Un'iscrizione ritrovata a Pompei cambia la storia dell'eruzione del Vesuvio.

Un’iscrizione a carboncino ritrovata nella Regio V di Pompei supporta la teoria che la data dell’eruzione del 79 d.C. fosse a ottobre e non ad agosto. La scritta è infatti datata al sedicesimo giorno prima delle calende di novembre, corrispondente al 17 ottobre. L’iscrizione appare in un ambiente di una casa che era in corso di ristrutturazione a differenza del resto delle stanze già completamente rinnovate. Trattandosi di carboncino, fragile ed evanescente che non avrebbe potuto resistere a lungo nel tempo, è più probabile quindi che si tratti dell’ottobre del 79 d.C., una settimana prima della grande catastrofe che sarebbe, secondo questa ipotesi, avvenuta il 24 ottobre.

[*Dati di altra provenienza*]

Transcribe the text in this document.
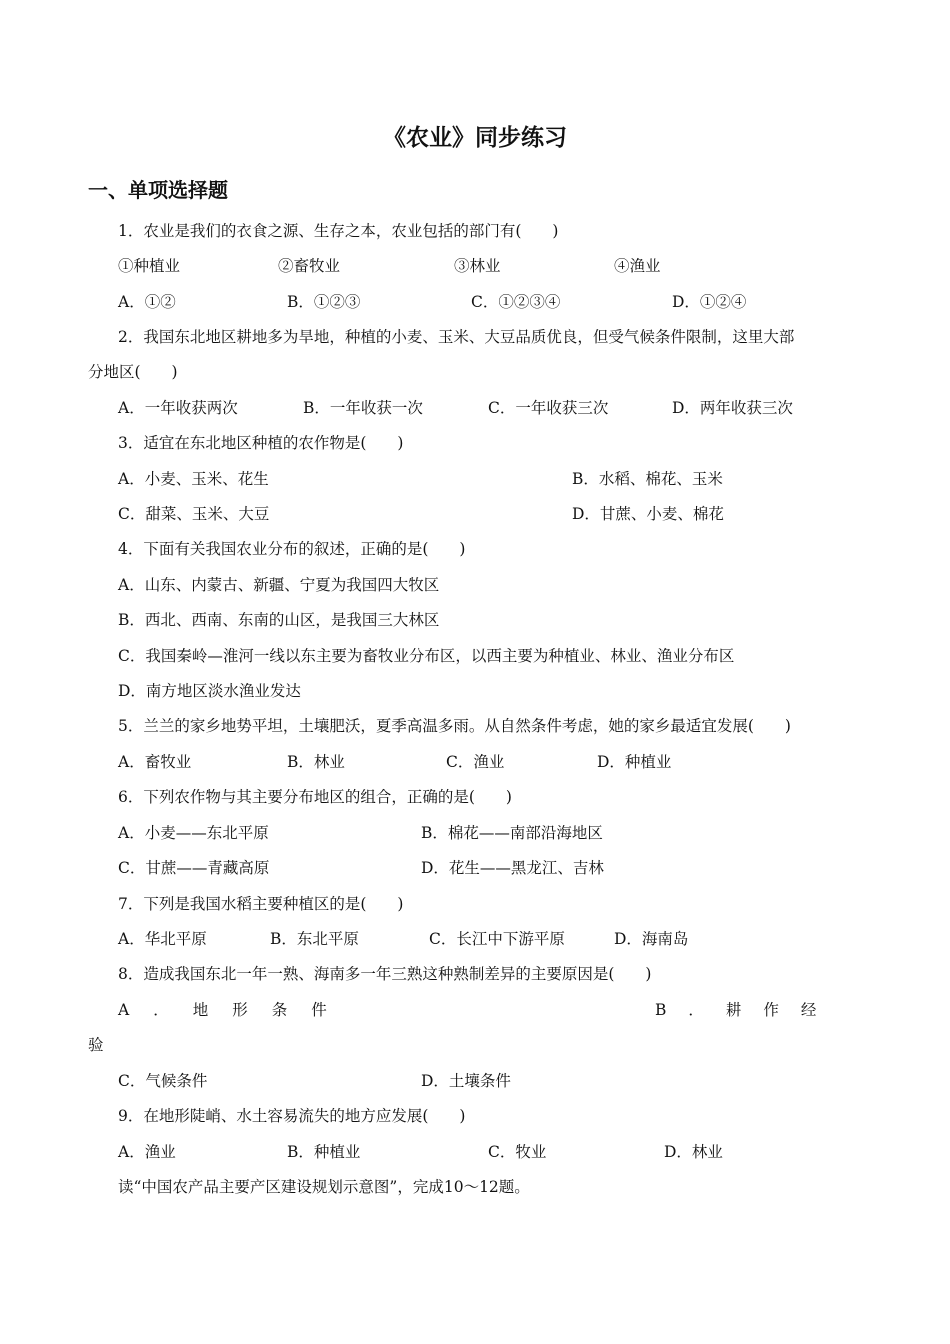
《农业》同步练习
一、单项选择题
1．农业是我们的衣食之源、生存之本，农业包括的部门有(　　)
①种植业	②畜牧业	③林业	④渔业
A．①②	B．①②③	C．①②③④	D．①②④
2．我国东北地区耕地多为旱地，种植的小麦、玉米、大豆品质优良，但受气候条件限制，这里大部
分地区(　　)
A．一年收获两次	B．一年收获一次	C．一年收获三次	D．两年收获三次
3．适宜在东北地区种植的农作物是(　　)
A．小麦、玉米、花生	B．水稻、棉花、玉米
C．甜菜、玉米、大豆	D．甘蔗、小麦、棉花
4．下面有关我国农业分布的叙述，正确的是(　　)
A．山东、内蒙古、新疆、宁夏为我国四大牧区
B．西北、西南、东南的山区，是我国三大林区
C．我国秦岭—淮河一线以东主要为畜牧业分布区，以西主要为种植业、林业、渔业分布区
D．南方地区淡水渔业发达
5．兰兰的家乡地势平坦，土壤肥沃，夏季高温多雨。从自然条件考虑，她的家乡最适宜发展(　　)
A．畜牧业	B．林业	C．渔业	D．种植业
6．下列农作物与其主要分布地区的组合，正确的是(　　)
A．小麦——东北平原	B．棉花——南部沿海地区
C．甘蔗——青藏高原	D．花生——黑龙江、吉林
7．下列是我国水稻主要种植区的是(　　)
A．华北平原	B．东北平原	C．长江中下游平原	D．海南岛
8．造成我国东北一年一熟、海南多一年三熟这种熟制差异的主要原因是(　　)
A．地形条件	B．耕作经
验
C．气候条件	D．土壤条件
9．在地形陡峭、水土容易流失的地方应发展(　　)
A．渔业	B．种植业	C．牧业	D．林业
读“中国农产品主要产区建设规划示意图”，完成10～12题。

Un ritrovamento che potrebbe dunque cambiare i libri di storia. Una “scoperta straordinaria”, la definisce il ministro dei Beni Culturali, Alberto Bonisoli, che rappresenta “l’eccezionale competenza del nostro Paese”.
Secondo quanto raccontato dal direttore generale Massimo Osanna, ad incidere l’iscrizione sarebbe
stato un operaio che definisce ‘buontempone’ per il contenuto scherzoso della frase.
Ad oggi, sottolinea il ministro Bonisoli, “ci fermavamo alla datazione della lettera di Plinio che fissava l’eruzione al 23 agosto. Può darsi, un po’ di più del può darsi, che qualche amanuense nel corso del Medioevo abbia fatto una trascrizione non fedele e per tanto tempo abbiamo pensato che l’eruzione fosse stata ad agosto. Oggi con umiltà stiamo riscrivendo i libri di storia”.
E la storia potrebbe essere riscritta anche da altro, dalla ‘seconda vita’ di Pompei. Nel 1748 si sa che iniziarono i primi scavi ma quasi sicuramente tutto questo è stato preceduto da una prima vita di ricerche che forse, spiega Osanna, “non sono state ufficiali, sicuramente sono state distruttive, ma che ci sono state e che sono state finalizzate soprattutto alla ricerca degli oggetti”. Scavi, aggiunge Bonisoli, “di tombaroli o di qualcosa di più, che ci sono sarebbero stati anche anche nel secolo precedente al 1748. Può darsi che nel secolo della controriforma non fosse ‘popolare’ andare a scavare qualcosa su una età che a quel tempo veniva considerata barbara e comunque legata a dei pagani”. Un esempio. “Quando durante gli scavi è stata scoperta la stanza degli scheletri, con i resti di cinque persone – dice il direttore generale Osanna – l’indagine ha rivelato anche la presenza, i cui indizi sono i fori nelle pareti, di uno o più cuniculi di scavi precedenti, forse anteriori al 1748, che hanno causato uno sconvolgimento degli scheletri intercettati, le cui ossa sono state dislocate in vari punti dell’ambiente”.
Ricerche condotte nel passato, dice ancora Osanna, “che ci raccontano la storia di un’epoca di scavo completamente differente nell’approccio metodologico e nelle finalità stesse”. Il racconto della storia, a Pompei, di sicuro non è affatto finito. Tra le scoperte presentate oggi, è venuta fuori anche la Pompei dei colori: come quelli della Casa con giardino – con il portico affrescato e gli ambienti decorati da vivaci megalografie e con il Vicolo dei balconi – o come quelli della Casa di Giove, con eccezionali mosaici pavimentali dalle raffigurazioni senza precedenti.